Bild: Ähnlich wie die taz damals sehen sich „Hygienedemos“ als Ruf in eine…
Im April 1980 titelte die taz „Hat die RAF doch recht?“ und zitierte auf
Seite 1 als verlässlichen Kronzeugen Andreas Baader. Der hatte prophezeit:
„Wenn wir im Gefängnis umkommen, dann war das der Geheimdienst.“ Im Oktober
1980 schrieb der Essayist [1][Wolfgang Pohrt] in der taz, dass „an akuter
Hirnerweichung leidet“, wer nicht glaube, dass Baader, Ensslin und Raspe
in Stammheim ermordet wurden.
Und: „Die Selbstgleichschaltung der Medien ist total. Vermutlich perfekter
als die verordnete es bei den Nazis je war“, so [2][Pohrt]. Die heutzutage
auf den sogenannten Hygienedemos reklamierte Rolle des einsamen Rufers in
einer von Lügen beherrschten Medienlandschaft war der taz in ihren frühen
Jahren nicht fremd.
Die taz würde es ohne die RAF nicht geben. Der Deutsche Herbst, die Toten
in Stammheim, die Nachrichtensperre und die Hatz auf Sympathisanten waren
die Initialzündung für die Gründung der taz.In Sachen RAF war die taz
gespalten. Sie hielt den Terror für falsch, war aber gefühlsmäßig oft auf
der Seite der Desperados. Und das schloss den Glauben ein, dass der Staat
seine Feinde 1977 exekutiert hatte und dies nun mit Hilfe willfähriger
Medien vertuscht wurde.
Im April 1980 zitierte die taz einen dänischen Kriminologen, der die
Selbstmordthese endgültig zum Einsturz gebracht zu haben glaubte: „Drei
Dinge könnten uns dazu bringen an einen Selbstmord in Stammheim zu glauben:
Fingerabdrücke auf der Pistole, Pulverspuren auf der Hand und ein
Abschiedsbrief. Aber alle drei Beweise fehlen.“ Allerdings bemerkt die
Redaktion zerknirscht, dass das Interesse des Publikums an der Verschwörung
im Herbst 1977 schwand. „Einige Leser stöhnen – schon wieder Stammheim.“
## Gezielt beiseite geräumt
Der Glaube, dass Baader & Co gezielt beiseite geräumt wurden, dockte an das
grundsätzliche Staatsmisstrauen der Neuen Linken an. Die Linien der
linksradikalen Staats- & Demokratiekritik hatte 1967 Johannes Agnoli in
„Die Transformation der Demokratie“ vorgezeichnet. Die war doppelgesichtig.

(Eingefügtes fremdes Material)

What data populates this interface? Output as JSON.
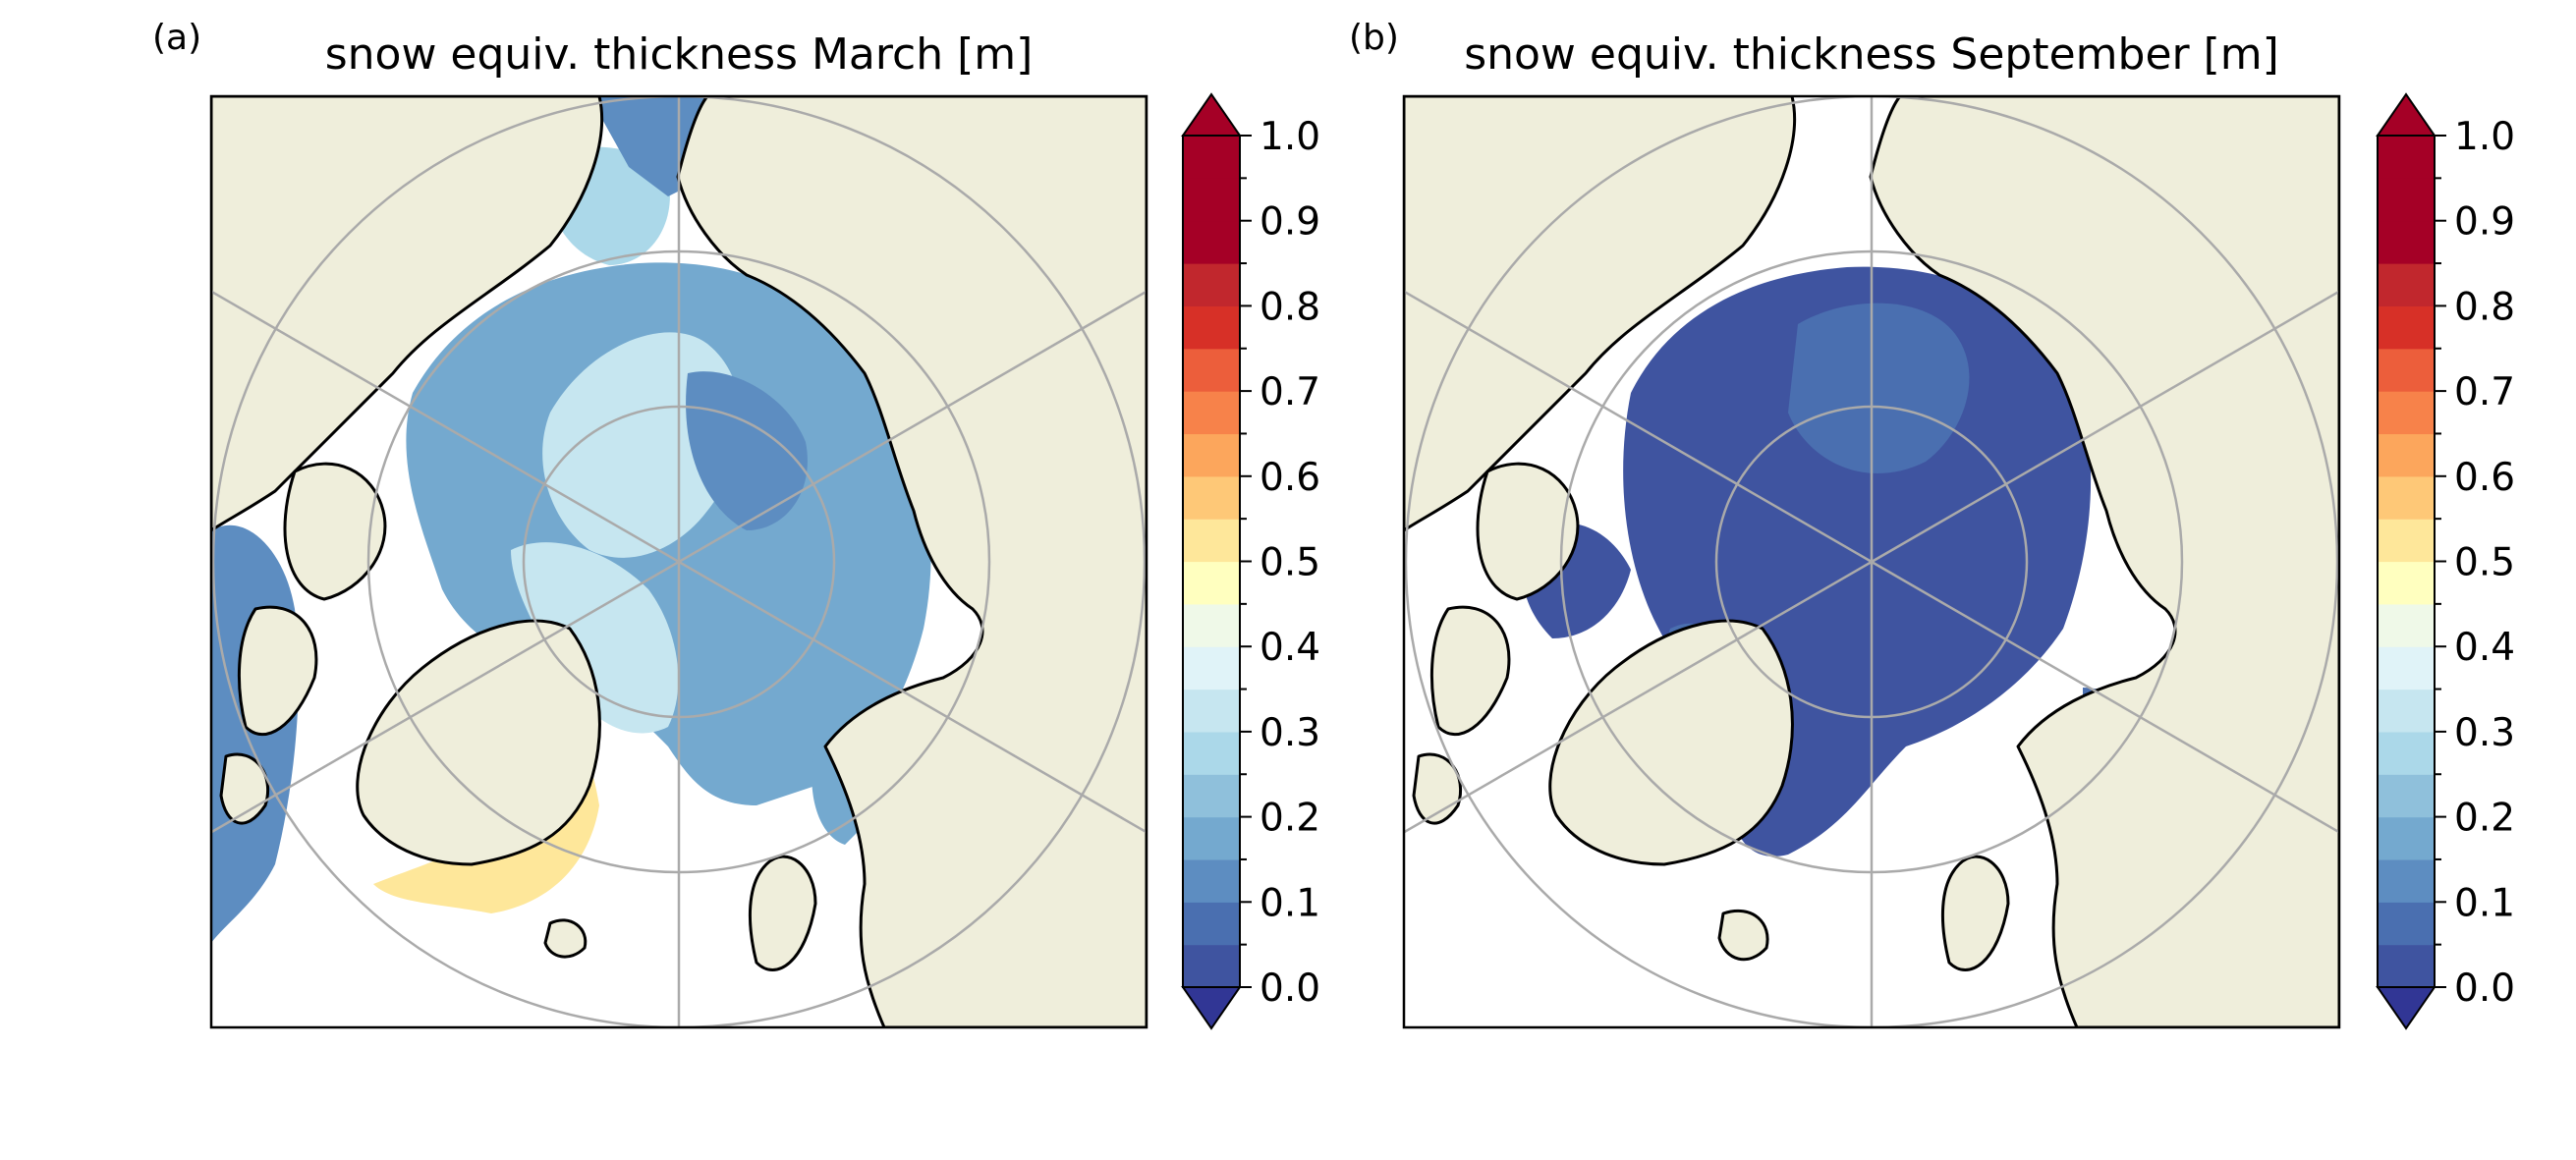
{
  "colors": {
    "land": "#efeedb",
    "ocean": "#ffffff",
    "coast": "#000000",
    "graticule": "#aaaaaa",
    "frame": "#000000",
    "colormap": [
      "#313695",
      "#3f54a0",
      "#4a6fb0",
      "#5d8dc1",
      "#74a9cf",
      "#8fc0db",
      "#abd8e9",
      "#c6e6f0",
      "#e0f3f8",
      "#eff9e8",
      "#ffffbf",
      "#fee79a",
      "#fec877",
      "#fca65c",
      "#f7824a",
      "#ec5e3b",
      "#d73027",
      "#c1272d",
      "#a50026"
    ]
  },
  "panels": [
    {
      "label": "(a)",
      "title": "snow equiv. thickness March [m]",
      "variable": "snow equivalent thickness",
      "month": "March",
      "units": "m",
      "projection": "north polar stereographic",
      "colorbar": {
        "ticks": [
          "0.0",
          "0.1",
          "0.2",
          "0.3",
          "0.4",
          "0.5",
          "0.6",
          "0.7",
          "0.8",
          "0.9",
          "1.0"
        ],
        "min": 0.0,
        "max": 1.0,
        "step": 0.05,
        "extend": "both"
      }
    },
    {
      "label": "(b)",
      "title": "snow equiv. thickness September [m]",
      "variable": "snow equivalent thickness",
      "month": "September",
      "units": "m",
      "projection": "north polar stereographic",
      "colorbar": {
        "ticks": [
          "0.0",
          "0.1",
          "0.2",
          "0.3",
          "0.4",
          "0.5",
          "0.6",
          "0.7",
          "0.8",
          "0.9",
          "1.0"
        ],
        "min": 0.0,
        "max": 1.0,
        "step": 0.05,
        "extend": "both"
      }
    }
  ]
}
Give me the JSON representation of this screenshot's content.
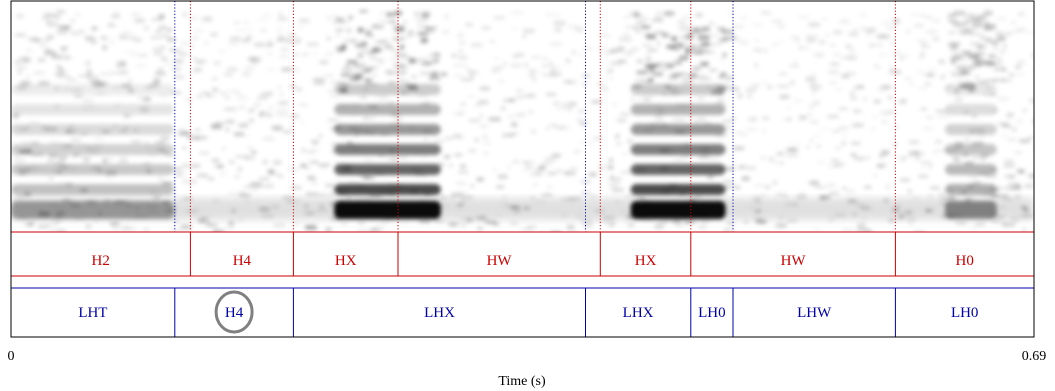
{
  "duration_s": 0.69,
  "axis": {
    "start_label": "0",
    "end_label": "0.69",
    "label": "Time (s)"
  },
  "colors": {
    "tier1": "#cc0000",
    "tier2": "#0000aa",
    "frame": "#000000",
    "circle": "#808080",
    "spectrogram": "#000000"
  },
  "spectrogram_boundaries": [
    {
      "t": 0.1105,
      "tier": "tier2"
    },
    {
      "t": 0.121,
      "tier": "tier1"
    },
    {
      "t": 0.1905,
      "tier": "tier1"
    },
    {
      "t": 0.261,
      "tier": "tier1"
    },
    {
      "t": 0.3875,
      "tier": "tier2"
    },
    {
      "t": 0.3975,
      "tier": "tier1"
    },
    {
      "t": 0.4585,
      "tier": "tier1"
    },
    {
      "t": 0.487,
      "tier": "tier2"
    },
    {
      "t": 0.5965,
      "tier": "tier1"
    }
  ],
  "tiers": [
    {
      "id": "tier1",
      "intervals": [
        {
          "label": "H2",
          "start": 0.0,
          "end": 0.121
        },
        {
          "label": "H4",
          "start": 0.121,
          "end": 0.1905
        },
        {
          "label": "HX",
          "start": 0.1905,
          "end": 0.261
        },
        {
          "label": "HW",
          "start": 0.261,
          "end": 0.3975
        },
        {
          "label": "HX",
          "start": 0.3975,
          "end": 0.4585
        },
        {
          "label": "HW",
          "start": 0.4585,
          "end": 0.5965
        },
        {
          "label": "H0",
          "start": 0.5965,
          "end": 0.69
        }
      ]
    },
    {
      "id": "tier2",
      "intervals": [
        {
          "label": "LHT",
          "start": 0.0,
          "end": 0.1105
        },
        {
          "label": "H4",
          "start": 0.1105,
          "end": 0.1905,
          "circled": true
        },
        {
          "label": "LHX",
          "start": 0.1905,
          "end": 0.3875
        },
        {
          "label": "LHX",
          "start": 0.3875,
          "end": 0.4585
        },
        {
          "label": "LH0",
          "start": 0.4585,
          "end": 0.487
        },
        {
          "label": "LHW",
          "start": 0.487,
          "end": 0.5965
        },
        {
          "label": "LH0",
          "start": 0.5965,
          "end": 0.69
        }
      ]
    }
  ],
  "voiced_regions": [
    {
      "start": 0.218,
      "end": 0.29,
      "strength": 1.0
    },
    {
      "start": 0.418,
      "end": 0.482,
      "strength": 1.0
    },
    {
      "start": 0.0,
      "end": 0.11,
      "strength": 0.35
    },
    {
      "start": 0.63,
      "end": 0.665,
      "strength": 0.45
    }
  ]
}
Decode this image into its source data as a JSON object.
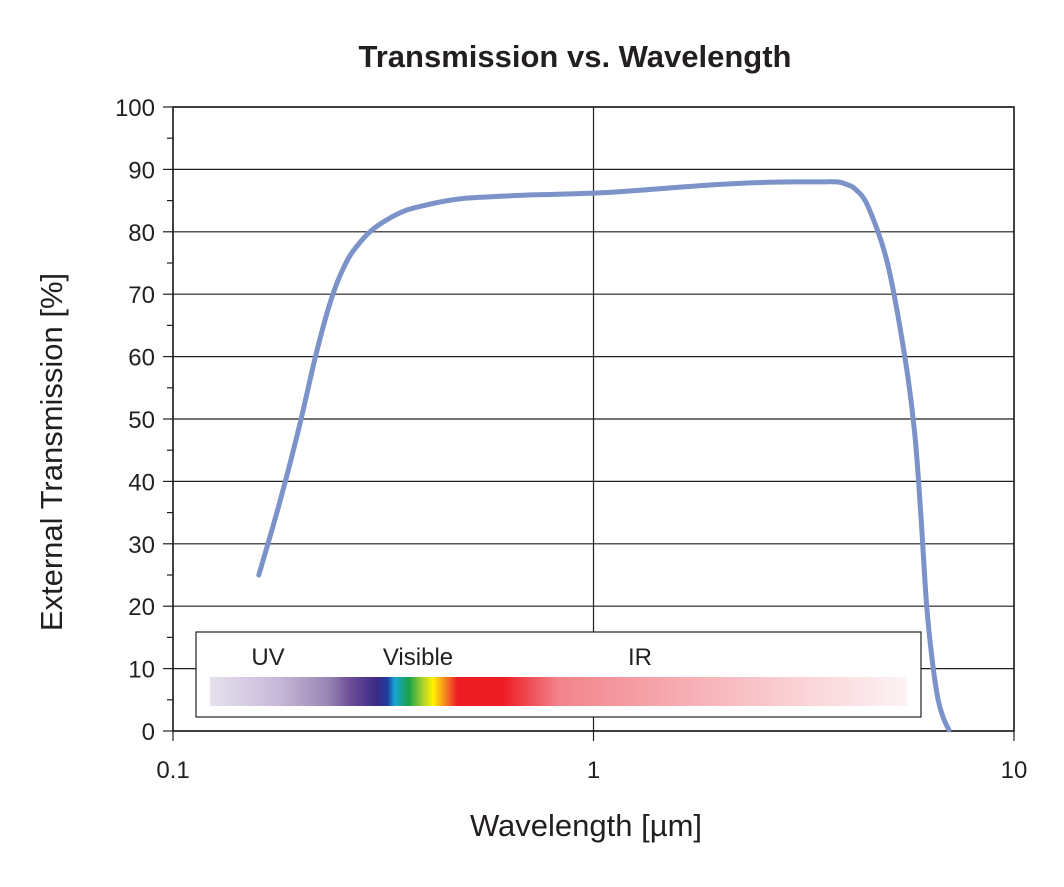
{
  "chart_data": {
    "type": "line",
    "title": "Transmission vs. Wavelength",
    "xlabel": "Wavelength [µm]",
    "ylabel": "External Transmission [%]",
    "xscale": "log",
    "xlim": [
      0.1,
      10
    ],
    "ylim": [
      0,
      100
    ],
    "x_ticks": [
      0.1,
      1,
      10
    ],
    "x_tick_labels": [
      "0.1",
      "1",
      "10"
    ],
    "y_ticks": [
      0,
      10,
      20,
      30,
      40,
      50,
      60,
      70,
      80,
      90,
      100
    ],
    "y_tick_labels": [
      "0",
      "10",
      "20",
      "30",
      "40",
      "50",
      "60",
      "70",
      "80",
      "90",
      "100"
    ],
    "grid": true,
    "series": [
      {
        "color": "#7b93c9",
        "x": [
          0.16,
          0.18,
          0.2,
          0.22,
          0.24,
          0.26,
          0.28,
          0.3,
          0.33,
          0.36,
          0.4,
          0.45,
          0.5,
          0.6,
          0.7,
          0.8,
          1.0,
          1.2,
          1.5,
          2.0,
          2.5,
          3.0,
          3.5,
          3.8,
          4.0,
          4.2,
          4.5,
          5.0,
          5.5,
          5.8,
          6.0,
          6.2,
          6.4,
          6.6,
          6.8,
          7.0
        ],
        "y": [
          25,
          37,
          49,
          61,
          70,
          75.5,
          78.5,
          80.5,
          82.3,
          83.5,
          84.3,
          85.0,
          85.4,
          85.7,
          85.9,
          86.0,
          86.2,
          86.5,
          87.0,
          87.6,
          87.9,
          88.0,
          88.0,
          88.0,
          87.6,
          86.8,
          84.0,
          75.0,
          60.0,
          48.0,
          35.0,
          20.0,
          11.0,
          5.0,
          2.0,
          0.2
        ]
      }
    ],
    "spectrum_legend": {
      "labels": [
        "UV",
        "Visible",
        "IR"
      ]
    }
  }
}
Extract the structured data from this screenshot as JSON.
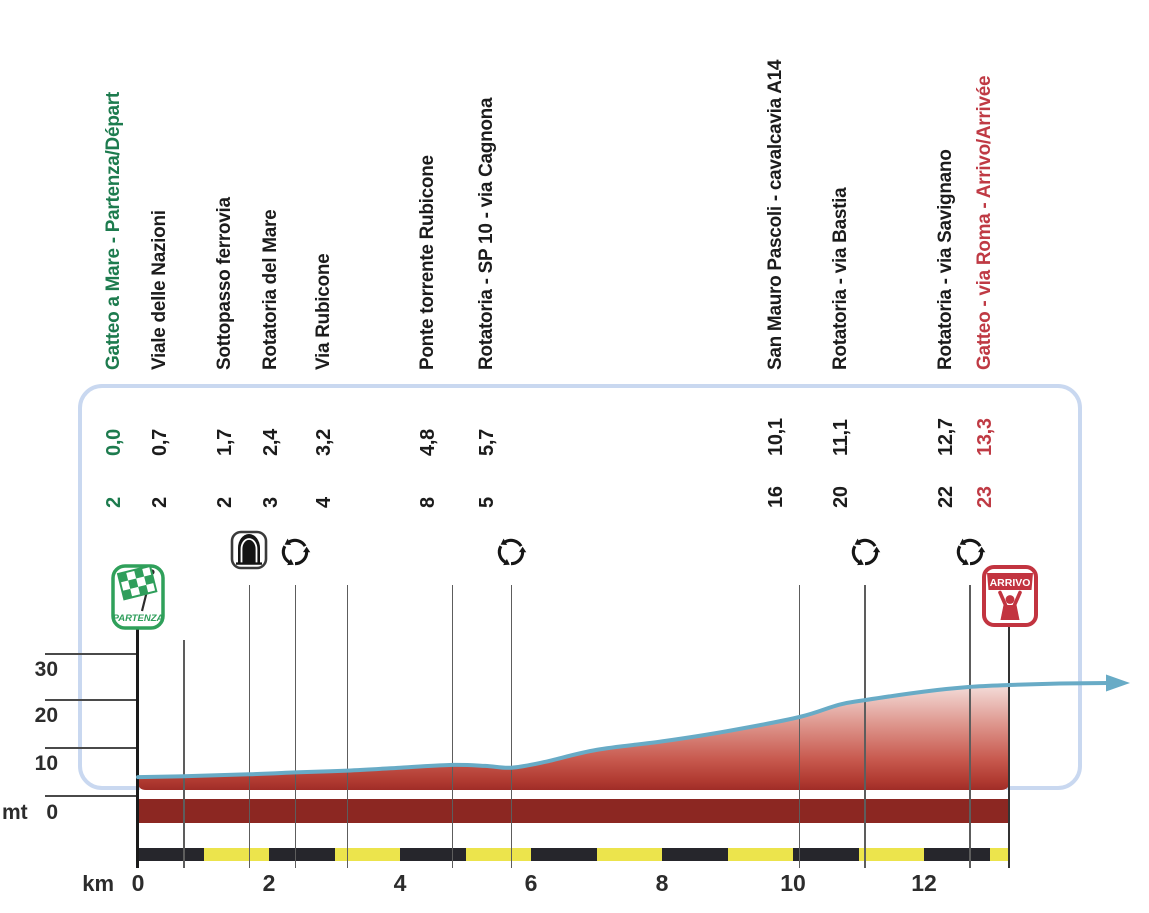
{
  "chart_data": {
    "type": "area",
    "x_axis": {
      "label": "km",
      "ticks": [
        0,
        2,
        4,
        6,
        8,
        10,
        12
      ],
      "max": 13.3
    },
    "y_axis": {
      "label": "mt",
      "ticks": [
        0,
        10,
        20,
        30
      ]
    },
    "waypoints": [
      {
        "name": "Gatteo a Mare - Partenza/Départ",
        "km": 0.0,
        "km_label": "0,0",
        "elevation": 2,
        "icon": "start-flag",
        "accent": "green"
      },
      {
        "name": "Viale delle Nazioni",
        "km": 0.7,
        "km_label": "0,7",
        "elevation": 2,
        "icon": "none",
        "accent": "black"
      },
      {
        "name": "Sottopasso ferrovia",
        "km": 1.7,
        "km_label": "1,7",
        "elevation": 2,
        "icon": "tunnel",
        "accent": "black"
      },
      {
        "name": "Rotatoria del Mare",
        "km": 2.4,
        "km_label": "2,4",
        "elevation": 3,
        "icon": "roundabout",
        "accent": "black"
      },
      {
        "name": "Via Rubicone",
        "km": 3.2,
        "km_label": "3,2",
        "elevation": 4,
        "icon": "none",
        "accent": "black"
      },
      {
        "name": "Ponte torrente Rubicone",
        "km": 4.8,
        "km_label": "4,8",
        "elevation": 8,
        "icon": "none",
        "accent": "black"
      },
      {
        "name": "Rotatoria - SP 10 - via Cagnona",
        "km": 5.7,
        "km_label": "5,7",
        "elevation": 5,
        "icon": "roundabout",
        "accent": "black"
      },
      {
        "name": "San Mauro Pascoli - cavalcavia A14",
        "km": 10.1,
        "km_label": "10,1",
        "elevation": 16,
        "icon": "none",
        "accent": "black"
      },
      {
        "name": "Rotatoria - via Bastia",
        "km": 11.1,
        "km_label": "11,1",
        "elevation": 20,
        "icon": "roundabout",
        "accent": "black"
      },
      {
        "name": "Rotatoria - via Savignano",
        "km": 12.7,
        "km_label": "12,7",
        "elevation": 22,
        "icon": "roundabout",
        "accent": "black"
      },
      {
        "name": "Gatteo - via Roma - Arrivo/Arrivée",
        "km": 13.3,
        "km_label": "13,3",
        "elevation": 23,
        "icon": "finish",
        "accent": "red"
      }
    ],
    "profile_draw": [
      [
        0,
        3.8
      ],
      [
        0.7,
        4.0
      ],
      [
        1.7,
        4.4
      ],
      [
        2.4,
        4.8
      ],
      [
        3.2,
        5.2
      ],
      [
        4.0,
        5.8
      ],
      [
        4.8,
        6.4
      ],
      [
        5.3,
        6.2
      ],
      [
        5.7,
        5.8
      ],
      [
        6.2,
        7.0
      ],
      [
        7.0,
        9.6
      ],
      [
        8.0,
        11.4
      ],
      [
        9.0,
        13.6
      ],
      [
        10.1,
        16.6
      ],
      [
        10.7,
        19.2
      ],
      [
        11.1,
        20.2
      ],
      [
        12.0,
        22.0
      ],
      [
        12.7,
        23.0
      ],
      [
        13.3,
        23.4
      ]
    ],
    "km_bar_segments": [
      {
        "from": 0,
        "to": 1,
        "color": "dark"
      },
      {
        "from": 1,
        "to": 2,
        "color": "yellow"
      },
      {
        "from": 2,
        "to": 3,
        "color": "dark"
      },
      {
        "from": 3,
        "to": 4,
        "color": "yellow"
      },
      {
        "from": 4,
        "to": 5,
        "color": "dark"
      },
      {
        "from": 5,
        "to": 6,
        "color": "yellow"
      },
      {
        "from": 6,
        "to": 7,
        "color": "dark"
      },
      {
        "from": 7,
        "to": 8,
        "color": "yellow"
      },
      {
        "from": 8,
        "to": 9,
        "color": "dark"
      },
      {
        "from": 9,
        "to": 10,
        "color": "yellow"
      },
      {
        "from": 10,
        "to": 11,
        "color": "dark"
      },
      {
        "from": 11,
        "to": 12,
        "color": "yellow"
      },
      {
        "from": 12,
        "to": 13,
        "color": "dark"
      },
      {
        "from": 13,
        "to": 13.3,
        "color": "yellow"
      }
    ],
    "colors": {
      "green": "#1d7b4e",
      "red": "#bf3a44",
      "profile_line": "#68abc6",
      "fill_dark": "#9e2b26",
      "band": "#8c2722",
      "bar_yellow": "#ece44c",
      "bar_dark": "#26262c",
      "box_border": "#c9d8f0",
      "gridline": "#5d5d5d"
    },
    "icons": {
      "start_label": "PARTENZA",
      "finish_label": "ARRIVO"
    }
  }
}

Ihr Ideal war eine befreite, rätedemokratisch organisierte Gesellschaft –
der bürgerliche Parlamentarismus erschien daran gemessen als verkrüppelte
Form. Demokratie und Parlament wurden als bloße Fassaden verstanden – das
überschritt die Grenze zu antiliberalen Ideologien.
Zum gewöhnlichen linksalternativen Überzeugungskanon gehörte, dass
Bundestag und Regierung nur Kulissen waren, die verbargen, wer wirklich das
Sagen hatte: Konzerne, Banken, USA. Diese Weltsicht siedelte im
Grenzbereich einer Verschwörungserzählung, in der die Macht unsichtbar oder
im Halbdunkel aktiv ist. Oberflächlich betrachtet ist das nicht weit
entfernt von der „simulierten Demokratie“, die Querfrontpropagandisten wie
der Ex-Journalist Ken Jebsen heutzutage bekämpfen.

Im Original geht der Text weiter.